Aku tak langsung duduk disitu, melainkan aku berdiri menjulang dihadapan mereka dengan
tangan bertaut gugup.
“Ayah, Risa mau meneruskan ke jenjang selanjutnya dan meneruskan mimpi Risa. Risa yakin
dan insya allah Risa akan berusaha sebaik mungkin agar tidak mengecewakan Ayah dan
Bunda”ucapku dengan yakin.
Kulihat mereka tersenyum dengan tulus,dan mengucap syukur dengan gumaman pelan.

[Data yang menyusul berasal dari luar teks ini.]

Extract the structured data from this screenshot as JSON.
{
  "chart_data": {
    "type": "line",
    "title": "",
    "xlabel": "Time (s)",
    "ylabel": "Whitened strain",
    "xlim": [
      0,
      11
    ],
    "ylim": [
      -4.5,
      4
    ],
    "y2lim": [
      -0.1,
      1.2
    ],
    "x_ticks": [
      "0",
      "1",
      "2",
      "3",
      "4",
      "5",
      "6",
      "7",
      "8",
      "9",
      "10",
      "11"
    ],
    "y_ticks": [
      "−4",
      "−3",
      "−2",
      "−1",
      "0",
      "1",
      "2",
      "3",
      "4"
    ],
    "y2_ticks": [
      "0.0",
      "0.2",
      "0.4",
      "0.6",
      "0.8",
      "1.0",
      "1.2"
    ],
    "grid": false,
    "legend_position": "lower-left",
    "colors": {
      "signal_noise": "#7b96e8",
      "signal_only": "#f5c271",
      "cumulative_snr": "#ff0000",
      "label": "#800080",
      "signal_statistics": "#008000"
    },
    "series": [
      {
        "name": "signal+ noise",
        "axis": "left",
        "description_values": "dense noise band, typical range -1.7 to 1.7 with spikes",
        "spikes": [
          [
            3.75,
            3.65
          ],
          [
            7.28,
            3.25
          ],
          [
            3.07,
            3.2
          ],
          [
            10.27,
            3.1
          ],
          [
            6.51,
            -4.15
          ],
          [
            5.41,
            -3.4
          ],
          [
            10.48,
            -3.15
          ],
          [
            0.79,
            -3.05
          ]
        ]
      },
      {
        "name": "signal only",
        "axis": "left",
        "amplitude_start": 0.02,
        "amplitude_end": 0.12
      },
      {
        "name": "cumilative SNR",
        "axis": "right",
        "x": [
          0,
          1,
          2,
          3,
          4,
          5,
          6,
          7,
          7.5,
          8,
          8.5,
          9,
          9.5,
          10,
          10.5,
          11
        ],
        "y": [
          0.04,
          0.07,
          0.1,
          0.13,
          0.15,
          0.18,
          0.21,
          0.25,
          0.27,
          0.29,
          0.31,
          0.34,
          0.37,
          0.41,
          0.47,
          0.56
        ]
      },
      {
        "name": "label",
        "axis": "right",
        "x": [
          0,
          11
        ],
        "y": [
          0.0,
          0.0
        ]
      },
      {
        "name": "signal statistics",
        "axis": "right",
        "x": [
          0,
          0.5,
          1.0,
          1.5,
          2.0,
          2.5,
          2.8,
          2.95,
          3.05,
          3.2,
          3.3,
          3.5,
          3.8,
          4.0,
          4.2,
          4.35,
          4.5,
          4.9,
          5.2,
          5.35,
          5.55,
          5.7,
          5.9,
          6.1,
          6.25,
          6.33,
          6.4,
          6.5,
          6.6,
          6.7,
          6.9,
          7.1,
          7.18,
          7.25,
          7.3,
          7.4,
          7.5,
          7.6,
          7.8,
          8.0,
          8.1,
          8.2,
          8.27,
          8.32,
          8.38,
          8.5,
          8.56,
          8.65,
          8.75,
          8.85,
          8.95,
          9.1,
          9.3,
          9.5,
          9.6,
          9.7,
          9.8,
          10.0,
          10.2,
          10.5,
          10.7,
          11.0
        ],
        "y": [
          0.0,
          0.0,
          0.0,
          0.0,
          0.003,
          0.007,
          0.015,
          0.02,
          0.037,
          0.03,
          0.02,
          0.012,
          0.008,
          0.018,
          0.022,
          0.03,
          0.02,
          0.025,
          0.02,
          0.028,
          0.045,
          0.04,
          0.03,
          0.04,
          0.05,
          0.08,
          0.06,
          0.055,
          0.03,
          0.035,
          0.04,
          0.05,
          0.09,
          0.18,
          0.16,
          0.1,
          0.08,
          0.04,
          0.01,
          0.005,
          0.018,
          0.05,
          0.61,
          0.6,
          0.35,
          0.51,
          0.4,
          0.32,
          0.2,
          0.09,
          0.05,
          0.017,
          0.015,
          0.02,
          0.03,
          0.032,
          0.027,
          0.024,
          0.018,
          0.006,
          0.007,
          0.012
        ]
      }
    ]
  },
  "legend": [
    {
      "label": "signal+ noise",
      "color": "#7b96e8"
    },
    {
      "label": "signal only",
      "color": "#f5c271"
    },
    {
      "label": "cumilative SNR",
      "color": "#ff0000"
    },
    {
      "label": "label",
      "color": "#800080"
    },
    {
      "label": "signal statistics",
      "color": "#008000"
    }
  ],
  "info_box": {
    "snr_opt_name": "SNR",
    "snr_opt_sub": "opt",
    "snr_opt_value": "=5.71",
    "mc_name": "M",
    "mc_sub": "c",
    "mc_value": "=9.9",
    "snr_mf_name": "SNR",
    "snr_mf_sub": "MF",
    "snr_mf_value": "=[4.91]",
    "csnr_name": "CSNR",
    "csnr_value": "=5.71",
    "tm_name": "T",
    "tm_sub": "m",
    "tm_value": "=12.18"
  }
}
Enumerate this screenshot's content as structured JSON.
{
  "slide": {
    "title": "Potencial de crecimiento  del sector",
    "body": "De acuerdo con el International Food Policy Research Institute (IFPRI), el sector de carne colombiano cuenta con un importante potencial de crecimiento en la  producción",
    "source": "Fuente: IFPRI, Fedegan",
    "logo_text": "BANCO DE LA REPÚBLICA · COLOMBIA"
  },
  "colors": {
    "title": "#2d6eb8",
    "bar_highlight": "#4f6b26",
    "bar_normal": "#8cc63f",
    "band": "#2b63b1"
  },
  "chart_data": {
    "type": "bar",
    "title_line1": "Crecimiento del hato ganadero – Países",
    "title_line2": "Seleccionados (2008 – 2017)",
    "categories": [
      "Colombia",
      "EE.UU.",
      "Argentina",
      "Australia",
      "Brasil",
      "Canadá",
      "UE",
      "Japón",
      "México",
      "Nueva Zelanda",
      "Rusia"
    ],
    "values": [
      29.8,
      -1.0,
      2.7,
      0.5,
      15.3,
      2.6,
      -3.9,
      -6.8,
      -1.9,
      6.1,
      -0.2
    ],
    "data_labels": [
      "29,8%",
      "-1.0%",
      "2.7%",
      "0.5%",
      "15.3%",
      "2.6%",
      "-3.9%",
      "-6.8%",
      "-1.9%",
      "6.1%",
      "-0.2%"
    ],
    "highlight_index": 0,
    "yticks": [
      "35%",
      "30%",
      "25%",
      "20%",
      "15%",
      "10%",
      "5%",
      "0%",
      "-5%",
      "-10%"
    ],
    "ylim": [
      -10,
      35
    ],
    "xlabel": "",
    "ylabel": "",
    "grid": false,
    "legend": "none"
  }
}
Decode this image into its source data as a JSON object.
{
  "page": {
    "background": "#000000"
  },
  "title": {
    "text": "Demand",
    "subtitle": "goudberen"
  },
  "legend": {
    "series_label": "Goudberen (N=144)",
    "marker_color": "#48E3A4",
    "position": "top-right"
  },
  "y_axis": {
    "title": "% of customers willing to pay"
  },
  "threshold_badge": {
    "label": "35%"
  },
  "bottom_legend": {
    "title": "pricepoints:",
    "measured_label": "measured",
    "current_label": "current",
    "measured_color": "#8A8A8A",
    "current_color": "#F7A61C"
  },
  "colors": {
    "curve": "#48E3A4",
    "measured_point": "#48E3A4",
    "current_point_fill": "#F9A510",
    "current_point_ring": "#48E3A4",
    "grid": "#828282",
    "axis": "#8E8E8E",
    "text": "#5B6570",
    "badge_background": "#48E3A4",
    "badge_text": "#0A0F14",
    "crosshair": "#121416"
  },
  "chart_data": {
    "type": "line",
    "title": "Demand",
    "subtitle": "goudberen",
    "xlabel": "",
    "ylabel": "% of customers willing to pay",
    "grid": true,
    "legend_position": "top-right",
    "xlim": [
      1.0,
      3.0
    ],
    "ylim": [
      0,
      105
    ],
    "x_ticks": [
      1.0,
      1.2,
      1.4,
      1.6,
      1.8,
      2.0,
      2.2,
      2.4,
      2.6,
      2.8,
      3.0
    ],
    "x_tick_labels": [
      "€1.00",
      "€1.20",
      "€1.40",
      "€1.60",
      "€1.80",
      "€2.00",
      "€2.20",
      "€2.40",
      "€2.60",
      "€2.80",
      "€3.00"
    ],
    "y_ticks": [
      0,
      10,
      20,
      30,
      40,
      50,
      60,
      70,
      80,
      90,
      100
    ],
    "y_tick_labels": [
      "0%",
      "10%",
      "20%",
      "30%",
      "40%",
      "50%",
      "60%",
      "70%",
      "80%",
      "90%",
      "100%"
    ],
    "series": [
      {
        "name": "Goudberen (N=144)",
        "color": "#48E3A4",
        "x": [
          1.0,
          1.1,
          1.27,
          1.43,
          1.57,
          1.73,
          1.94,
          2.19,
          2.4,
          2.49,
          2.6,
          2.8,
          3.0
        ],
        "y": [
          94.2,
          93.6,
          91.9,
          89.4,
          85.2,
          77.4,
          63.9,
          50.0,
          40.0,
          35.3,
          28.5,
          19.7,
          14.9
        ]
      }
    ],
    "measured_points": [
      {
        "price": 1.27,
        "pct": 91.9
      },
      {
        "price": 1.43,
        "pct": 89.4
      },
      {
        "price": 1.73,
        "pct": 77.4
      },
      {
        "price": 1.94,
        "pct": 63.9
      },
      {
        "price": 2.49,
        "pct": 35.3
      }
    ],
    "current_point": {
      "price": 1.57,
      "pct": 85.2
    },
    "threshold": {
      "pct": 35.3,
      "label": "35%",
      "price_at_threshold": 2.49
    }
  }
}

Kemudian mereka berdiri dan segera memelukku, kurasakan kehangatan yang luar biasa
memenuhi rongga dadaku. Sungguh aku ingin menangis rasanya tapi aku tak ingin merusak
momen seperti ini.
Percakapan tadi juga mengkhiri ceritaku pada kesempatan kali ini, ada hikmah yang dapat kita
petik dari cerita itu bahwa Kejarlah mimpi dan teruslah berusaha an jangan biarkan orang lain
merusak mimpi mu, jangan dengarkan dan teruslah berusaha dan bungkam mereka dengan hasil
kesuksesanmu.

Demikian cerpen yang dapat saya sampaikan apabila ada penulisan kata atau salah perkataan
dalam karya saya, saya mohon maaf yang sebesar besarnya.